University of Florida's Pedagogy, Practice, and Philosophy Conference
Call for Proposals
University of Florida’s Writing Program
Spring 2026 Conference on Pedagogy, Practice, and Philosophy
Conference date: Saturday, February 7, 2026
Theme: Meaningful Writing
The University of Florida’s Writing Program invites proposals for our annual Conference on Pedagogy, Practice, and Philosophy. This year’s theme, Meaningful Writing, asks us to reflect on the writing experiences that matter most to our students, our classrooms, and ourselves.
Drawing on the work of Eodice, Geller, and Lerner’s Making Writing Meaningful (2025), we understand meaningful writing as a writing process that fosters agency, engagement, and learning that connects to identity and aspiration. Meaningful writing is cultivated through expansive pedagogies that offer students autonomy, intentional guidance, authentic audiences, and time for reflection and revision.
In an era of rapid technological change, we must also ask: What threatens the meaningfulness of writing? While AI writing tools offer efficiency and support, they may also risk stripping writing of its personal, intellectual, and ethical dimensions. How do we preserve writing as human-centered in a digital age?
We invite proposals that explore the theory and practice of meaningful writing in college composition. What makes writing meaningful for your students? How do you design assignments, courses, or feedback practices that foster agency and engagement? How do you help students connect writing to their lives, communities, and futures? And how do we respond to technologies that may automate writing but not the thinking, feeling, or learning behind it?
Conference Format
Because this conference will focus on meaningful connections, we’ll all meet in person on the University of Florida campus. Our goal is to foster collaborative, inclusive, and practical conversations about writing pedagogy. We welcome proposals from graduate students, post-docs, junior faculty, and experienced instructors alike.
We invite four types of proposals:
- Activity Swap – Share one activity, lesson, or technique that fosters meaningful writing. Each presenter will have 15 minutes, followed by a discussion.

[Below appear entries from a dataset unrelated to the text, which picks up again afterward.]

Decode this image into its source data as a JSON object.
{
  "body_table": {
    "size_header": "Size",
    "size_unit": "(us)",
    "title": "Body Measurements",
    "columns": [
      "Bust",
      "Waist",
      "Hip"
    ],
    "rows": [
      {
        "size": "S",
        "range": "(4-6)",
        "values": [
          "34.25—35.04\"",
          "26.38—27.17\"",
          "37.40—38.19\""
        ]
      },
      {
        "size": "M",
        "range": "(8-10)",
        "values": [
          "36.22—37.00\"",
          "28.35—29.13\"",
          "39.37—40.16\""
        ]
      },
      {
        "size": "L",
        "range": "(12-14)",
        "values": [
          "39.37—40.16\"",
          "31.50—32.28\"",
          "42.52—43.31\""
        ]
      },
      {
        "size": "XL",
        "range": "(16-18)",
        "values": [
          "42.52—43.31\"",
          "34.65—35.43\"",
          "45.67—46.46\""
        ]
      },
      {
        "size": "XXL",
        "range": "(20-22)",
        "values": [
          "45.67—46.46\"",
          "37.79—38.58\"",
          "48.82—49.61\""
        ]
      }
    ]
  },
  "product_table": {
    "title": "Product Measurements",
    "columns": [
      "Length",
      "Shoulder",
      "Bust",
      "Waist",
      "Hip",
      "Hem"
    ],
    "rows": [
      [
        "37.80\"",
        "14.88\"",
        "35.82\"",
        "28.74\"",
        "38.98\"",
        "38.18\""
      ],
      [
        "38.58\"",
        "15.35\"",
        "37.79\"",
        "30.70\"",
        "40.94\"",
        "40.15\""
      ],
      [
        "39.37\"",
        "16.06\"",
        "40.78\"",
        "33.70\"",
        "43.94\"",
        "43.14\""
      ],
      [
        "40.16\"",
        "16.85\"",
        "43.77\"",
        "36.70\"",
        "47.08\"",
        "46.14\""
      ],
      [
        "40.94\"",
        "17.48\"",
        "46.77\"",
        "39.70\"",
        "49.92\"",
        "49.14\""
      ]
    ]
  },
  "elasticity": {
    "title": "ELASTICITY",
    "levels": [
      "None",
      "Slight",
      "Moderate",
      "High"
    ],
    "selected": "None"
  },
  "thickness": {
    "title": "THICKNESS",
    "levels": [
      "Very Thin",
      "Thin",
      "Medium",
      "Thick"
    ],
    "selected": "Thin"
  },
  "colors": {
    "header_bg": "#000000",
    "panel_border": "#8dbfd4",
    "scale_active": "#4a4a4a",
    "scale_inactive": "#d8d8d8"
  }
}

- Themed Roundtables – 3–4 speakers discussing a specific topic related to meaningful writing. Talks should be 15 minutes each, with time for audience engagement.
- Pedagogy Workshops – Practical sessions on course design or assignment creation that promote meaningful writing. Each presenter will lead a 15-minute workshop.
- Research Papers – Present a 15-minute scholarly paper on meaningful writing, pedagogy, or related topics.
Proposal Topics May Include (but are not limited to):
- Designing for agency, engagement, and identity
- Creating public-facing writing opportunities
- Preserving “human-centered” writing
- Fostering self-directed learners of writing
- Writing across disciplines and communities
- Inclusive and expansive pedagogies
- AI and the ethics of writing technologies
- Feedback, revision, and reflection practices
- Writing as identity work or social action
- Multilingual and translingual writing
- Disability studies and access in writing instruction
- Collaborative learning and peer assessment
- Writing beyond the classroom: networks, assemblages, publics
Submission Guidelines
To submit a proposal, email a 250-word abstract with your contact information, affiliation, and position/title to Angela Brown at walther@ufl.edu. For roundtables or workshops, please include information for each participant.
Deadline for submissions: November 30, 2025
Notification of acceptance: December 11, 2025
Conference date: Saturday, February 7, 2026
For more information about UF’s Writing Program, visit: https://writing.ufl.edu
Questions? Email Angela Brown at walther@ufl.edu
Keynote Speaker: Dr. Neal Lerner
We are pleased to announce that this year's keynote speaker is Dr. Neal Lerner. Dr. Lerner is a Professor of English at Northeastern University and a prolific scholar of writing centers and writing pedagogy, authoring over 40 peer-reviewed articles and book chapters on the theory, history, and practice of writing instruction. He has won the International Writing Centers Association’s Outstanding Scholarship Award three times with his work in cultivating writing centers as research sites, expanding outreach across campus, and advancing writing consultant development and peer consulting pedagogy. Dr. Lerner’s book, The Idea of a Writing Laboratory received the 2011 National Council of Teachers of English David H. Russell Award, and most recently, Dr. Lerner and his colleague Dr. Anne Ellen Geller, St. John’s University, received the 2025 IWAC award for Best WAC Article or Chapter Focused on Research recognizing their exceptional contributions to WAC. His most recent work, The Meaningful Writing Project: Learning, Teaching, and Writing in Higher Education (with Michele Eodice and Anne Ellen Geller, 2016), along with its follow-up Making Writing Meaningful: A Guide for Higher Education (with Michele Eodice and Anne Ellen Geller, 2025) further establishes Dr. Lerner as an educator who emphasizes writing as a social, collaborative process and engages with multilingual writers, disciplinary writing, and inclusive pedagogy. The Meaningful Writing Project’s expansive approach embodies the pedagogical principle of broadening learning environments to allow multiple dimensions of learning to occur simultaneously.